- Chuang judge blocks Musk’s efforts to close USAID.
- Musk’s actions probably violated the American Constitution, explains Chuang.
- USAID operations have disrupted global rescue efforts in chaos.
A federal judge blocked Billionaire Elon Musk on Tuesday and the government’s Ministry of Efficiency to take other measures to close the US International Development Agency, saying their efforts to close the foreign aid agency probably violated the US Constitution.
In a preliminary decision, the American district judge Theodore Chuang in Maryland ordered Musk, a key advisor to President Donald Trump, and the Musk agency is heading to restore access to USAID IT systems for its direct and contractual employees, including thousands of people on leave.
The decision came in response to a trial by current and former USAID employees, one of the many awaiting the rapid dismantling of the main humanitarian aid of Washington.
“Today’s decision is an important victory against Elon Musk and his attack on the USAID, the US government and the Constitution,” said Norm Eisen, executive president of the Fund of Democracy of State Democracy, a lawyer representing the 26 anonymous complainants in the case.
Trump said Fox News His administration would appeal the decision.
“I guarantee you that we are going to call it. We have thugs judges that destroy our country,” said Trump on “the angle of Ingraham”.
Trump, a Republican, on his first day back to the White House, ordered a 90 -day freeze from all American foreign aid and an examination of the question of whether the aid programs were aligned on the policy of his administration.
Shortly after, Musk and Dogi had access to the USAID payment and email systems, frozen many of its payments and said a large part of its staff that they were on leave. On February 3, Musk wrote on X that he had “spent the weekend feeding Usaid in the wooden shredder”.
The complainants affirmed in their trial of February 13 that Musk had seized the control of the USAID and had actually acted as an officer of the United States, violating the requirement of the Constitution according to which these officers were appointed by the president and confirmed by the Senate.
They said that Musk and Doge had exceeded the authority of the government’s executive branch, effectively eliminating an agency established by the congress.
Chuang, who was appointed by Democratic President Barack Obama, agreed that Musk and Doge “probably violated the United States Constitution in several ways and that these actions have not only harmed the complainants, but also to the public interest”.
Musk and DOGE has argued in court documents that the role of Musk is strictly as a Trump advisor, and that agency officials, and not DOGE, were responsible for the actions disputed by the complainants. Chuang found that Musk and Doge had actually exercised direct control over the agency.
In addition to ordering them to restore employee computer access, he prohibited them from disclosing any significant information from employees.

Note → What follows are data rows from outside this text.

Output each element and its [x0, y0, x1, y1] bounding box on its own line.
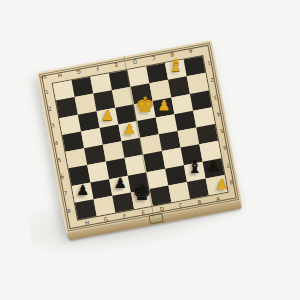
square-a8 — [206, 175, 228, 195]
rank-label-8: 8 — [63, 202, 75, 221]
rank-label-2: 2 — [206, 70, 218, 89]
rank-label-6: 6 — [219, 138, 231, 157]
rank-label-3: 3 — [209, 87, 221, 106]
rank-label-7: 7 — [222, 155, 234, 174]
rank-label-7: 7 — [60, 185, 72, 204]
rank-label-8: 8 — [225, 172, 237, 191]
rank-label-5: 5 — [216, 121, 228, 140]
rank-label-6: 6 — [57, 168, 69, 187]
board-wood-frame: 12345678 12345678 HGFEDCBA HGFEDCBA 8A ♝… — [37, 40, 242, 234]
rank-label-2: 2 — [44, 100, 56, 119]
board-grid — [52, 55, 229, 221]
rank-label-1: 1 — [41, 83, 53, 102]
rank-label-4: 4 — [213, 104, 225, 123]
rank-label-3: 3 — [47, 117, 59, 136]
studio-photo-canvas: { "scene": { "description": "Overhead pr… — [0, 0, 300, 300]
corner-mark: 8A — [40, 74, 47, 80]
chess-board: 12345678 12345678 HGFEDCBA HGFEDCBA 8A ♝… — [37, 40, 242, 234]
rank-label-4: 4 — [50, 134, 62, 153]
rank-label-5: 5 — [53, 151, 65, 170]
rank-label-1: 1 — [203, 53, 215, 72]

CHUANG did not blocked the mass layoffs of most USAID contracts and staff, which ended most of the agency’s operations in the world and launched global humanitarian rescue efforts in chaos. He noted that even if these layoffs probably violated the Constitution, they had been approved by representatives of the government who are not appointed in the trial.
Secretary of State, Marco Rubio, said last week that the administration abandoned more than 80% of USAID programs and had reduced most of its staff.
In a separate trial brought by the USAID entrepreneurs, the American district judge Amir Ali in Washington ordered the administration last week to quickly release the free payments to entrepreneurs for previous work, but ceased to order to restore contracts.
The administration did not pay the total amount of the first batch of payments that Ali ordered, totaling around $ 671 million, by a deadline of March 10. He quoted the need to examine payments individually. Ali on Monday, Ali ordered the government to provide a calendar of the date on which he would make payments and all other payments, which total nearly $ 2 billion.